We wake up. They're not here yet.
We read the inscriptions a few more times.
We're getting hungry. We don't have any food.
I'm talking to Tsaphar about all the confusion in my head about humanity.
First, I was really happy about life in Teknesh, but now I've seen what they do to their people when they don't need them anymore. It's like they throw them away! The people living in the nice flower houses and the nice green planets don't care what happens to the ones living in the dirty air, eating their crap! They were cruel to the Groki in our galaxy, and th
ere, they're cruel to their own species!
The Groki are right! Humans can be worse than animals! I have to find answers.
Tsaphar thinks so too. But she hopes we can get home soon.
35
Heptosh was confused by the fact that while the image in the pyramid had shown an ocean surrounded by land, most of the land masses here were surrounded by water.
There was no landing beacon to be detected on the entire planet.
Shan suggested that perhaps the ocean they were looking for was much smaller in scale. If it was, it would take longer to find. Their best chances of finding it would be if it were on the side of the planet still receiving daylight. Then, what about cloud cover?
Heptosh repositioned the ship to various angles. Maybe they'd be lucky.
A large portion of the planet that was moving towards dusk looked like a vast desert. This suggested the climate change resulting from the removal of the Nephtesh kingdom. The parts towards the North were covered in cloud.
Shan thought he recognised a part of a river from the map. They descended and began scouring that from a safe distance.
A wide swath of field in various states of ripeness denoted the area within reach of the river, in contrast to the desert sands beyond, stretching from the south all the way to the area covered in cloud. Cities and towns clung to the path of the river, and to dirt roads branching out in either direction.
This ship that Shan had given him had much better magnification than his own ship did. He turned it on full strength.

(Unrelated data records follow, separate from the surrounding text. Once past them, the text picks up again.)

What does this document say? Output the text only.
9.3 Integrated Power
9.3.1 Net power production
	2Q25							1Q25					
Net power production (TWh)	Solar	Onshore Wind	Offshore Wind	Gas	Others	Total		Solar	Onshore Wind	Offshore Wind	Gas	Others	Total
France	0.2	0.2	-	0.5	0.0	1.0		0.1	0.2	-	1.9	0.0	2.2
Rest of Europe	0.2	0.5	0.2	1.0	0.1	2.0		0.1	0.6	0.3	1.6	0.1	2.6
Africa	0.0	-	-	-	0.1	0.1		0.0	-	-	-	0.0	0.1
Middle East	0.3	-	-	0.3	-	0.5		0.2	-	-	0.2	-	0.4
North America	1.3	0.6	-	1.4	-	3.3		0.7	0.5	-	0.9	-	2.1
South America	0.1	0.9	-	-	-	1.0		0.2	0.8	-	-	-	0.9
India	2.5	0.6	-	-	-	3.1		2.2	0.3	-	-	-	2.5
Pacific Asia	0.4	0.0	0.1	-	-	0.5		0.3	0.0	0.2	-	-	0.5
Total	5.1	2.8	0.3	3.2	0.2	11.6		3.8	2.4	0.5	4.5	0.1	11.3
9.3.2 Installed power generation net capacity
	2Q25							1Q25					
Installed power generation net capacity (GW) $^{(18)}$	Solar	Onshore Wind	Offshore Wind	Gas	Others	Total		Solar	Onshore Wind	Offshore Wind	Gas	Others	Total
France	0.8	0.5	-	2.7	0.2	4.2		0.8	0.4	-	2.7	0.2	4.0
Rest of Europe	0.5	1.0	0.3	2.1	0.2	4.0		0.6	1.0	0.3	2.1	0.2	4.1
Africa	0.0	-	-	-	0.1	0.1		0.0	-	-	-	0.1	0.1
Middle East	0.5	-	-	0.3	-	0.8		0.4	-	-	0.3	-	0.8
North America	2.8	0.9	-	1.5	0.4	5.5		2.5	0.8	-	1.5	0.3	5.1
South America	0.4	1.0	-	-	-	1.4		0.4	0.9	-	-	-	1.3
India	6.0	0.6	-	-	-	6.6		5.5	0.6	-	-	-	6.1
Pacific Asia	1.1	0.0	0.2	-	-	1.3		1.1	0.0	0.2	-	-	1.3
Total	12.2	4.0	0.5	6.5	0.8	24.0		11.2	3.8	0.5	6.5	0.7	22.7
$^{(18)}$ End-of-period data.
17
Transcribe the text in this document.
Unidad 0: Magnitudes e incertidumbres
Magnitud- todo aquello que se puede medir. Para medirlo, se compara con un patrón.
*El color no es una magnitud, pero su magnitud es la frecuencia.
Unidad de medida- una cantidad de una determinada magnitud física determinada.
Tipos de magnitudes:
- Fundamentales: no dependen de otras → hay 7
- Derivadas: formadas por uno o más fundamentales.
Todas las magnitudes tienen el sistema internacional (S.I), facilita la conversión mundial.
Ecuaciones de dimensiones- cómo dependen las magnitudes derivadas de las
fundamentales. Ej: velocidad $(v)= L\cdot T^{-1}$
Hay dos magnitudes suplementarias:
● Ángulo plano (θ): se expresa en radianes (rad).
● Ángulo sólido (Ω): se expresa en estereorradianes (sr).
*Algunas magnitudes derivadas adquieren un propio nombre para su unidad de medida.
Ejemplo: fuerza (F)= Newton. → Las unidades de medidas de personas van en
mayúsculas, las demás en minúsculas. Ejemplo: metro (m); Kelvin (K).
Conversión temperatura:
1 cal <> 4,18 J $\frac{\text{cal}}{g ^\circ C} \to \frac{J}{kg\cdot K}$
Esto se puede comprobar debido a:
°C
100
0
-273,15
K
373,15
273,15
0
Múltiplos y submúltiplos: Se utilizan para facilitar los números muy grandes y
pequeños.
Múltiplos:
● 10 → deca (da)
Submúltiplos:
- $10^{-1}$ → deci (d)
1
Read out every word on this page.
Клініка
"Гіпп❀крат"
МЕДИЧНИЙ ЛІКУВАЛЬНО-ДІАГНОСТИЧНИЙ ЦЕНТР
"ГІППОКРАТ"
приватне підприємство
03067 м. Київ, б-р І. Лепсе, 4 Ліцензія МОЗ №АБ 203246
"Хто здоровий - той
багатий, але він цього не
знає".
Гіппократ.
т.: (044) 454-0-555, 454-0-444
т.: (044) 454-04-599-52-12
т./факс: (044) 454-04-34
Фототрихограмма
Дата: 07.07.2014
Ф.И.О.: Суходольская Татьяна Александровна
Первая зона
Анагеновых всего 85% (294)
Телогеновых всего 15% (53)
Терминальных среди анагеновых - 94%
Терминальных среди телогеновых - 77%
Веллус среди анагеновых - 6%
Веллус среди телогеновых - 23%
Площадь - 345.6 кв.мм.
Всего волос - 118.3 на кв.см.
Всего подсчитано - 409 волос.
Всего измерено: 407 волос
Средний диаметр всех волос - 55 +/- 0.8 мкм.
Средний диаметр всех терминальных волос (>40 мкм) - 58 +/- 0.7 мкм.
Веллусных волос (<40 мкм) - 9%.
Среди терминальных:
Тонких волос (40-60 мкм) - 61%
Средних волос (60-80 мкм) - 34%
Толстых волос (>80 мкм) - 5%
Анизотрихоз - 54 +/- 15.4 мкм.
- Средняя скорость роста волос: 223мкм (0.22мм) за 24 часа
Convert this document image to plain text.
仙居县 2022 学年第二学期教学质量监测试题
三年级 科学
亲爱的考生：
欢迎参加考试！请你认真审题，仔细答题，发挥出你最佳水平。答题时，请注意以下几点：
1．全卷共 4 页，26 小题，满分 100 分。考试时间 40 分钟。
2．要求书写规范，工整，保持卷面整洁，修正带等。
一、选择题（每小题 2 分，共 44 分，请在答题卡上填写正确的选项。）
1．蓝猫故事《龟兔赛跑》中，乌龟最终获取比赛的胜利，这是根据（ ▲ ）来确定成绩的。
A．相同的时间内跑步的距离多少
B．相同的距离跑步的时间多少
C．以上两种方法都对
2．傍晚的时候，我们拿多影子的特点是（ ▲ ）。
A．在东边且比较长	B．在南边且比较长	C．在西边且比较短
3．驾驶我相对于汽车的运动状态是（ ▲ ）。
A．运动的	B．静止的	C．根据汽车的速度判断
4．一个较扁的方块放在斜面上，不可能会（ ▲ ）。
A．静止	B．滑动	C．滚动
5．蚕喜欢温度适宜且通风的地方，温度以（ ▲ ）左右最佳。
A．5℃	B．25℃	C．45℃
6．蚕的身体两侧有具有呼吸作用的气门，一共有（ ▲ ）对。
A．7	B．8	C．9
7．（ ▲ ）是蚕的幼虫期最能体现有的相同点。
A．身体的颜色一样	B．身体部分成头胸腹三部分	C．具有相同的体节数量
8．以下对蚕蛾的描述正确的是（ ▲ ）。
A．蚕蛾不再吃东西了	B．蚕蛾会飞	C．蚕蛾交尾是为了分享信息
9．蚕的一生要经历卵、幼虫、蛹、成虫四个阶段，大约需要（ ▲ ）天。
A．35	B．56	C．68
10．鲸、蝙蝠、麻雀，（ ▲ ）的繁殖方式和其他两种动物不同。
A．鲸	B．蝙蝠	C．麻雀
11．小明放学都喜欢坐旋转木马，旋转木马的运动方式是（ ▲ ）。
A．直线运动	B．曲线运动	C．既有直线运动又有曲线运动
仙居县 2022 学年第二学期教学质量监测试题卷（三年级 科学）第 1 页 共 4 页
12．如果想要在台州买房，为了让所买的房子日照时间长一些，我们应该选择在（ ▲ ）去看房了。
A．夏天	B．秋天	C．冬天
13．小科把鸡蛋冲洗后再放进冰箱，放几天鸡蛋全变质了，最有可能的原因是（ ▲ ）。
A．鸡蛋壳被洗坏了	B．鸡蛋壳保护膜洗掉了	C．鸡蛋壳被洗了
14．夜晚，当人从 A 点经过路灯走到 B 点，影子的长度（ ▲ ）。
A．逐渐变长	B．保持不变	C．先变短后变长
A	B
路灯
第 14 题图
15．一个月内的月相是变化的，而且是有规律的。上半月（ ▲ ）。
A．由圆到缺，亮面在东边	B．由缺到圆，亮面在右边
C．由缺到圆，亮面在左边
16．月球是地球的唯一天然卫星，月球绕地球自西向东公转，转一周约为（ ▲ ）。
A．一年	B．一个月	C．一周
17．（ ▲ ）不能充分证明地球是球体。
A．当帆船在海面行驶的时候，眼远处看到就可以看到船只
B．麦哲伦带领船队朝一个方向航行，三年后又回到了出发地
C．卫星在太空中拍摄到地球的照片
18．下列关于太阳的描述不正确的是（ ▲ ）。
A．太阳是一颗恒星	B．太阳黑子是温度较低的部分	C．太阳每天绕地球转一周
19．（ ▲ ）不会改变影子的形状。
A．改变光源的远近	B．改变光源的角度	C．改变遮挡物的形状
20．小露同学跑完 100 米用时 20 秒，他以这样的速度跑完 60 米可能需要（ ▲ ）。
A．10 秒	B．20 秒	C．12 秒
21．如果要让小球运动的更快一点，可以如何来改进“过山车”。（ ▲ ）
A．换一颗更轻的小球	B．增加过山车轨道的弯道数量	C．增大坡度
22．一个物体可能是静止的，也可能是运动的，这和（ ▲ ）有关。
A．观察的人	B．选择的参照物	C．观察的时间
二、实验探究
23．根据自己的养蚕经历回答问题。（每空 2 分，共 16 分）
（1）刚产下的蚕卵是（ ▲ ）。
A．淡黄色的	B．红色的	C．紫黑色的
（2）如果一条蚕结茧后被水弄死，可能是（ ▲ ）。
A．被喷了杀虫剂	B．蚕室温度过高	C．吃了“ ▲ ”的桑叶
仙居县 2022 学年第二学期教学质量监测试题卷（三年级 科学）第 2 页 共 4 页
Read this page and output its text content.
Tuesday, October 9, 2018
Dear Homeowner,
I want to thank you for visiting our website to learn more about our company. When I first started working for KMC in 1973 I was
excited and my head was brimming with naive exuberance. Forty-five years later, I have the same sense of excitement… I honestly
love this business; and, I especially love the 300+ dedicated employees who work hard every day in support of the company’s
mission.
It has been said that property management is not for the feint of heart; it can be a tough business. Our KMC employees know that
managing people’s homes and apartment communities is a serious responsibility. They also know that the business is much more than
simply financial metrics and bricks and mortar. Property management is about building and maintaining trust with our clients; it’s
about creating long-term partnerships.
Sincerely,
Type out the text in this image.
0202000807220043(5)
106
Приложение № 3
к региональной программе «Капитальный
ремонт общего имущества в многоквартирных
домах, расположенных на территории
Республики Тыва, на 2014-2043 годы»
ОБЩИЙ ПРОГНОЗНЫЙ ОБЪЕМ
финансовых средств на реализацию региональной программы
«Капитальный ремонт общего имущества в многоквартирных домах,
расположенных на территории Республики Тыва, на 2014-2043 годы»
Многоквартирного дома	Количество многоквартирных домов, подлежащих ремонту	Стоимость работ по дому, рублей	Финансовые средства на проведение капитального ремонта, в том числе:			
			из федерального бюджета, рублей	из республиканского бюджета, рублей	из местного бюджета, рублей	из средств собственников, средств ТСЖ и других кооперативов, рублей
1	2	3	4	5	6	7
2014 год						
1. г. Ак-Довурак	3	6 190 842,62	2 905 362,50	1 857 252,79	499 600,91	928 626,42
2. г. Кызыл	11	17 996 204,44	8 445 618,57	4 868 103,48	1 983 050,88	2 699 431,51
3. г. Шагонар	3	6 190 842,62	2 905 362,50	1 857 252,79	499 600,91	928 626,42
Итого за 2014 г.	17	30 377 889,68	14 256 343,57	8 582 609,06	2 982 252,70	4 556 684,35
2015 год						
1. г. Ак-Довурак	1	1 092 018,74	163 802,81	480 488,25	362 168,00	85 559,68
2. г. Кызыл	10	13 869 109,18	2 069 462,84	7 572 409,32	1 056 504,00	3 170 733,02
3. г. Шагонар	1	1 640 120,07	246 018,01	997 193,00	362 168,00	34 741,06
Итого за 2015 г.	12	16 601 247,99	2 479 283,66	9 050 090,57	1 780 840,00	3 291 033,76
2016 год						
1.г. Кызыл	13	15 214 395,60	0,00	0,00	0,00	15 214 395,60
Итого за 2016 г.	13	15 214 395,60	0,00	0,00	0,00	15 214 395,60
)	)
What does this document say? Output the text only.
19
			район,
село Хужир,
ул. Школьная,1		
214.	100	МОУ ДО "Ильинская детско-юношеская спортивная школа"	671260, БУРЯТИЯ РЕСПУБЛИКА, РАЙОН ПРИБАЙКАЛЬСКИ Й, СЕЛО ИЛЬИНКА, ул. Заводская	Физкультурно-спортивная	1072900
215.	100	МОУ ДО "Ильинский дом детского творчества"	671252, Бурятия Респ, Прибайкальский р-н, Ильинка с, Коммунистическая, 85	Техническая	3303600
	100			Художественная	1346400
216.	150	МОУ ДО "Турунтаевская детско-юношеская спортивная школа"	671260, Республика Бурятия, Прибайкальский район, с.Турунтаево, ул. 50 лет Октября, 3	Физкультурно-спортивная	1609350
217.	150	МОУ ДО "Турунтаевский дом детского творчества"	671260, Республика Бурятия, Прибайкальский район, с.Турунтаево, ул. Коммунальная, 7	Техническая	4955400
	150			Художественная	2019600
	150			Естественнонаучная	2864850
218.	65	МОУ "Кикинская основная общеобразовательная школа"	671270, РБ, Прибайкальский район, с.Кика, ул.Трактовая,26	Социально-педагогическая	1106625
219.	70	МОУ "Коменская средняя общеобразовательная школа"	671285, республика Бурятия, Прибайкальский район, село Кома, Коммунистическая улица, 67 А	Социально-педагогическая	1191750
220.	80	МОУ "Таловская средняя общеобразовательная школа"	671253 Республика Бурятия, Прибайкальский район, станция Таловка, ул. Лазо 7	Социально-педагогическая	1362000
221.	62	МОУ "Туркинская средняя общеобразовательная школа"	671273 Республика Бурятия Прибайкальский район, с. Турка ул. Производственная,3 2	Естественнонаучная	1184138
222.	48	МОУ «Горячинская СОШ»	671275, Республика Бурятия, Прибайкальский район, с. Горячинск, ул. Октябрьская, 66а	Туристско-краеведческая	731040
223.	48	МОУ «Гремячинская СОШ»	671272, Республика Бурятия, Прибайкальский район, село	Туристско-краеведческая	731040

It all looked primitive. The houses were clay, the roads dusty; the only means of transport appeared to be animal powered on the road, and wind, along the river. Some boats, however, appeared to be using oars. There was no sign of anything that resembled a carrier or spaces ship. No landing ports. Everything looked hand made out of local material.
Heptosh noticed what looked like a large troop of soldiers. Their weapons looked basic: swords, bows, spears, body armour, large shield -- fine workmanship, but it suggested primitive metal forging methods. Some were on horses, others on foot. The leader of the troop wore a fine brass helmet with a plum sticking out. One of them bore a standard atop a poll, with the representation of an eagle. The ornateness of it, the manner in which he held it, and the way they carried themselves, and the response of the local people they passed, suggested that they represented something important to their civilisation. It reminded Heptosh of the imperial regalia of Teknesh.